Cristian Ritondo avisó que esperarán la letra chica del Senado para dar el debate interno y definir una postura unificada.

En paralelo, gobernadores como Rogelio Frigerio ya evalúan achicar el maratón electoral provincial para no desgastar a la gente.

A ver, seamos claros. En la política argentina, tocar las reglas del juego electoral siempre levanta polvareda, y el Gobierno nacional acaba de tirar una piedra al avispero con su idea de eliminar las PASO. ¿Qué hizo el PRO? Pisó la pelota, miró la cancha y decidió que no se va a dejar llevar por el apuro. Nada de firmar cheques en blanco ni de levantar la mano a las apuradas.

Por los pasillos del Congreso, la orden que baja desde la conducción del bloque que lidera Cristian Ritondo es cristalina: acá no se toma ninguna decisión hasta que el Senado no mande el texto definitivo. Básicamente, quieren leer la letra chica antes de sentarse a discutir en Diputados. Y tiene mucho sentido. Nadie quiere dar un paso en falso cuando se trata de cómo vamos a ir a votar en las próximas elecciones presidenciales y legislativas.

Pero ojo, que el PRO no esté corriendo detrás de la iniciativa libertaria no significa que estén ciegamente enamorados de cómo funcionan las cosas hoy. Puertas adentro, los propios dirigentes reconocen que el sistema actual es un dolor de cabeza. ¿A quién le gusta ir a votar hasta seis veces en un solo año? A la gente común la agota, y al Estado le cuesta una verdadera fortuna. Esas críticas, dicen, son más que entendibles.

Acá es donde el partido fundado por Mauricio Macri saca su propio as bajo la manga y propone una salida por el medio. La idea es sencilla pero potente: mantener las primarias, pero quitarles la obligación. "La democracia tiene costos, el objetivo es que sean eficientes", repiten desde el espacio. Es decir, que siga existiendo la herramienta para que los partidos que necesiten dirimir internas lo hagan, pero sin forzar a todos los electores y agrupaciones a participar de un trámite que a veces parece innecesario. 
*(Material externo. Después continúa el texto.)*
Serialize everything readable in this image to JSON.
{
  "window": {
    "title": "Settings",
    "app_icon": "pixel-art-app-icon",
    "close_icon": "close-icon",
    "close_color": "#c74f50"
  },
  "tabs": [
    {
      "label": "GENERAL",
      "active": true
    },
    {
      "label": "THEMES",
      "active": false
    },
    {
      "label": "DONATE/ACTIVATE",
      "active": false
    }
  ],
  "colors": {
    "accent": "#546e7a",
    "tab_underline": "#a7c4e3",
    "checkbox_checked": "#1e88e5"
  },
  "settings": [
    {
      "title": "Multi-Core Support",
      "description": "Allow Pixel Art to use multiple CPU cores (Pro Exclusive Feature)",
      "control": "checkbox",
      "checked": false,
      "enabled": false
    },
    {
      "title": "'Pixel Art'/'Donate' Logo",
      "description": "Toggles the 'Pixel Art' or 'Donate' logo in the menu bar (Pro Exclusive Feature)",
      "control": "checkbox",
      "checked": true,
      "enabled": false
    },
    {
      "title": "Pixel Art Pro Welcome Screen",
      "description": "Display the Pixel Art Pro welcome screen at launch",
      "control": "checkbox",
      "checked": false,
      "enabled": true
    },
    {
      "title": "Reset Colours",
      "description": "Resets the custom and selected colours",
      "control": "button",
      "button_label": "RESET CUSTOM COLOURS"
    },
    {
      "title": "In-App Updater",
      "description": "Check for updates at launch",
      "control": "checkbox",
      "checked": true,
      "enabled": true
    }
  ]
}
No es casual que defiendan el mecanismo. En el campamento amarillo tienen muy buena memoria. Saben perfectamente que, sin las PASO, armar las ingenierías electorales que llevaron al poder tanto a Macri en su momento, como a Javier Milei más recientemente, habría sido una misión casi imposible. Fueron el gran filtro para ordenar la oferta opositora. Ritondo lo dejó clarísimo hace poco: han sido un instrumento súper positivo y todavía no están listos para acompañar una transformación tan radical de la ley.

Ahora bien, el panorama cambia un poco si miramos el interior del país. Los gobernadores del PRO, que lidian con la gestión y el humor social todos los días, tienen una mirada bastante pragmática. Tomemos el caso de Rogelio Frigerio en Entre Ríos. El gobernador viene tejiendo una relación excelente con la Casa Rosada y ya está coqueteando con la idea de simplificar el calendario. Cerca suyo admiten que borrar las PASO provinciales es una posibilidad latente de cara al 2027. La prioridad de los mandatarios aliados es hacerle la vida más fácil a la gente.

En resumen, la discusión está más abierta que nunca. El PRO le pone paños fríos al entusiasmo oficialista y exige una charla profunda, que no se quede solo en tachar la palabra "primarias", sino que revise a fondo el financiamiento y los avales de los partidos. Todo indica que las negociaciones van a requerir mucha muñeca política.